The U.S. Commerce Department announced on Friday its finding that exports of steel concrete reinforcing bar, commonly known as rebar, from Taiwan were dumped.
Dumping refers to a type of predatory pricing, especially in the context of international trade. When manufacturers export a product to another country at a price below the price charged in its home market or below the cost of its production, the product is said to have been dumped.
In August, the U.S. International Trade Commission is expected to announce whether Taiwan’s rebar exports hurt U.S. producers. If so, the finding would prompt an order to keep anti-dumping duties in place.
According to the Commerce Department, exporters from Taiwan had sold rebar in the United States at 3.50 percent to 32.01 percent less than fair value. Rebar imports from Taiwan into the United States in 2016 were estimated at $53 million.
Preliminary duties had been set at 3.48 percent to 29.47 percent in March.
“The United States can no longer sit back and watch as its essential industries like steel are destroyed by foreign companies unfairly selling their products in the U.S. markets,” said a quote by Commerce Secretary Wilbur Ross in the statement.
“We will continue to take action on behalf of U.S. industry to defend American businesses, their workers, and our communities adversely impacted by unfair imports.”
The investigation was initiated following the submission of a petition requesting an investigation of rebar import from Japan, Turkey, and Taiwan. The petition was submitted by the Rebar Trade Action Coalition and members Bayou Steel Group, Byer Steel Group Inc, Commercial Metals Co, Gerdau Ameristeel U.S. Inc, Nucor Corp and Steel Dynamics Inc.
On June 16, the U.S. International Trade Commission announced their finding that rebar exports from Japan and Turkey hurt U.S. producers, which ensured that anti-dumping and anti-subsidy duties on rebar from those producers remained in effect.
Following is the official statement from the U.S. Department of Commerce released on Friday:
Today, U.S. Secretary of Commerce Wilbur Ross today announced the affirmative final determination in this antidumping duty (AD) investigation, finding that steel concrete reinforcing bar from Taiwan is being sold in the U.S. market at unfair prices.
The Commerce Department determined that exporters from Taiwan have sold steel concrete reinforcing bar in the United States at 3.50 percent to 32.01 percent at less than fair value based on factual evidence provided by the interested parties.
The Commerce Department will instruct U.S. Customs and Border Protection (CBP) to collect cash deposits from importers of steel concrete reinforcing bar from Taiwan based on these final rates.
“The United States can no longer sit back and watch as its essential industries like steel are destroyed by foreign companies unfairly selling their products in the U.S. markets,” said Secretary Ross. “We will continue to take action on behalf of U.S. industry to defend American businesses, their workers, and our communities adversely impacted by unfair imports.”
In 2016, imports of steel concrete reinforcing bar from Taiwan were valued at an estimated $53 million.
The Rebar Trade Action Coalition filed the case with the Commerce Department on behalf of its individual members:
- Byer Steel Group, Inc., Cincinnati, Ohio
- Commercial Metals Co., Irving, Texas
- Gerdau Armisteel U.S., Inc., Tampa, Fla.
- Nucor Corp., Charlotte, N.C.
- Steel Dynamics, Inc., Pittsboro, Ind.
Enforcement of U.S. trade law is a prime focus of the Trump administration.

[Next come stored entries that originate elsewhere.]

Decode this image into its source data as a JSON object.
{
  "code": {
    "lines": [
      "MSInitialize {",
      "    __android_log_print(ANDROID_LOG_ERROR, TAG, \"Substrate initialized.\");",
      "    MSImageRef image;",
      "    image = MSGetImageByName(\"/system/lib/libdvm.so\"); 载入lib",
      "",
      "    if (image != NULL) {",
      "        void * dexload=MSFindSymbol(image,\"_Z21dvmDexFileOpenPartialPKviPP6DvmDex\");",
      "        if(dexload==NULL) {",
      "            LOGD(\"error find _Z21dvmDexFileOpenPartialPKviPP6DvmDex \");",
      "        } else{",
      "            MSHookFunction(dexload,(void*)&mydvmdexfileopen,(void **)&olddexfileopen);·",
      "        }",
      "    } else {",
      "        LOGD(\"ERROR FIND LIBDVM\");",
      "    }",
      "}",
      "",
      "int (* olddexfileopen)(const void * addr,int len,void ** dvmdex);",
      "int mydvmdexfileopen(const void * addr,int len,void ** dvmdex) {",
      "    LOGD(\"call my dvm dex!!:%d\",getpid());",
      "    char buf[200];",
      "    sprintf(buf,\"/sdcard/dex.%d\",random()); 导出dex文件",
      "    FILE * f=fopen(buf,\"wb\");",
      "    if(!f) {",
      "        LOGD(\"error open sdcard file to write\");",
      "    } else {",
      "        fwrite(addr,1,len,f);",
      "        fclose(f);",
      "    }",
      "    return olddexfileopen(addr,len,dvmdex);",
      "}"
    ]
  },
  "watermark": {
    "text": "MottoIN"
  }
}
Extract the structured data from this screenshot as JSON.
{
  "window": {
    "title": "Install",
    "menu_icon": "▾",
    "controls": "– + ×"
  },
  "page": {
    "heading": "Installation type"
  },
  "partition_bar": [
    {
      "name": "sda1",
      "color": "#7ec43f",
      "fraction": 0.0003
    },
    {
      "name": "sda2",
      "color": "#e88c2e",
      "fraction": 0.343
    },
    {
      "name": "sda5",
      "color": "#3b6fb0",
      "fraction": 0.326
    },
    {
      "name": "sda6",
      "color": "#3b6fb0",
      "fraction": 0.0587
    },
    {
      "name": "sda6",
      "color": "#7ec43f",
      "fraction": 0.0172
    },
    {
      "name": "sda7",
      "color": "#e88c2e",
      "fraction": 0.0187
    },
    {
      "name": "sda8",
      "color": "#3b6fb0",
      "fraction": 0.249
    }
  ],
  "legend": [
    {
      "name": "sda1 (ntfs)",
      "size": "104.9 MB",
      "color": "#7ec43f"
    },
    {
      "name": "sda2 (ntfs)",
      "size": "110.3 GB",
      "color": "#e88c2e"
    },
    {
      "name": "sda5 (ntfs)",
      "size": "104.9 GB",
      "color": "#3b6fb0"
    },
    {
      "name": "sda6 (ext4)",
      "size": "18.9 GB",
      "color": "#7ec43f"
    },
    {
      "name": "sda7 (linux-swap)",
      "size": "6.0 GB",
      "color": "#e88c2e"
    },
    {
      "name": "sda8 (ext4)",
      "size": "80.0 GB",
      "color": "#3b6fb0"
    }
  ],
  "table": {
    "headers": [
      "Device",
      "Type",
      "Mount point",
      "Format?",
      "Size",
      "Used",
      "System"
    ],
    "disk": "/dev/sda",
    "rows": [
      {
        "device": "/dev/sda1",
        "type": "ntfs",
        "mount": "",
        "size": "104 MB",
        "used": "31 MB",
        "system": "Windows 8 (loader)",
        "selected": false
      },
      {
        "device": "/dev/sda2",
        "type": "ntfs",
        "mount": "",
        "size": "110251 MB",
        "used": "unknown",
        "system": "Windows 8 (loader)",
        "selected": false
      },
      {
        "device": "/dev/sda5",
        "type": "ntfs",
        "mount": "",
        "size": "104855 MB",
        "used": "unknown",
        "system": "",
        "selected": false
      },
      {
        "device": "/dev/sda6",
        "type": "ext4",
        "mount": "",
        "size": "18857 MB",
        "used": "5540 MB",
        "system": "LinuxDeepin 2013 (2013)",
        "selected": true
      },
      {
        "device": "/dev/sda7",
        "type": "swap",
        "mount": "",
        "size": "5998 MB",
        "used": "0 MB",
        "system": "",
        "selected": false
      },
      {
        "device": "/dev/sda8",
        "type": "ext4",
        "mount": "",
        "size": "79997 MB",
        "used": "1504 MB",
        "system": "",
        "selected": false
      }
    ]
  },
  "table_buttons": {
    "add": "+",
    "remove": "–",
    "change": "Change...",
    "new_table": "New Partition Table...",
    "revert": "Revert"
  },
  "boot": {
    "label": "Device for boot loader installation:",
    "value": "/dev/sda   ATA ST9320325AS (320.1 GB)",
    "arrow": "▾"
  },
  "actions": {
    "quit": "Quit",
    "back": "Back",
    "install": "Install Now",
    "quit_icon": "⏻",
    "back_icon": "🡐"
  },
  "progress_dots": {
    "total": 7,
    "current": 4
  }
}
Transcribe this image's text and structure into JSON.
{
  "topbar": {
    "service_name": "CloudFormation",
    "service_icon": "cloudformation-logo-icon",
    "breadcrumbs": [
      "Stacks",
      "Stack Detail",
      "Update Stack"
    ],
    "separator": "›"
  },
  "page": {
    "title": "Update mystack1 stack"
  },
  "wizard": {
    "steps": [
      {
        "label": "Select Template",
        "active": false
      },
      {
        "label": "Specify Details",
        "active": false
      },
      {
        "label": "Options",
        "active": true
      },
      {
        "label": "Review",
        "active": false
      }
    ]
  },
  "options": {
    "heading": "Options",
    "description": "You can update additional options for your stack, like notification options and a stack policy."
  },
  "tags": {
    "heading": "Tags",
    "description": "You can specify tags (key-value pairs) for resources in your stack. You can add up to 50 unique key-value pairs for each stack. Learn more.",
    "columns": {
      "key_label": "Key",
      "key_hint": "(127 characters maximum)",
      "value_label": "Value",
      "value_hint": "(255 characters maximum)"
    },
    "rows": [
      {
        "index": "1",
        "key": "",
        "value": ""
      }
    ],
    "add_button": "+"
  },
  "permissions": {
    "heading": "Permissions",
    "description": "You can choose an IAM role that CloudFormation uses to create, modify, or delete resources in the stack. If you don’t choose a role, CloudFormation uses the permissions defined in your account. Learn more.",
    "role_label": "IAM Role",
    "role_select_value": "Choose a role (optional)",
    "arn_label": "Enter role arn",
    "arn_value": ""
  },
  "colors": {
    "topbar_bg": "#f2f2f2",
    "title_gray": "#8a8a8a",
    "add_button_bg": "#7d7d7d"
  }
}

From January 20, 2017, through July 21, 2017, Commerce has initiated 54 antidumping and countervailing duty investigations – a 40 percent increase from the previous year. For the same time period in 2016, Commerce had initiated 40 antidumping and countervailing duty investigations.
Antidumping laws provide U.S. businesses and workers with an internationally accepted mechanism to seek relief from the harmful effects of dumping unfairly priced products into the United States. Commerce currently maintains 404 antidumping and countervailing duty orders which provide relief to American companies and industries impacted by unfair trade.
The U.S. International Trade Commission (ITC) is conducting an investigation to determine whether or not the domestic industry is harmed by imports of steel concrete reinforcing bar from Taiwan. The ITC is currently scheduled to make its final injury determination on or before September 5.
If the ITC makes an affirmative final injury determination, Commerce will issue an antidumping order. If the ITC makes a negative final injury determination, the investigation will be terminated and no order will be issued.
The U.S. Department of Commerce’s Enforcement and Compliance unit within the International Trade Administration is responsible for vigorously enforcing U.S. trade laws and does so through an impartial, transparent process that abides by international law and is based solely on factual evidence.
Foreign companies that price their products in the U.S. market below the cost of production or below prices in their home markets are subject to AD duties.
In fiscal year 2016, the United States collected $1.5 billion in duties on $14 billion of imported goods found to be underpriced or subsidized by foreign governments.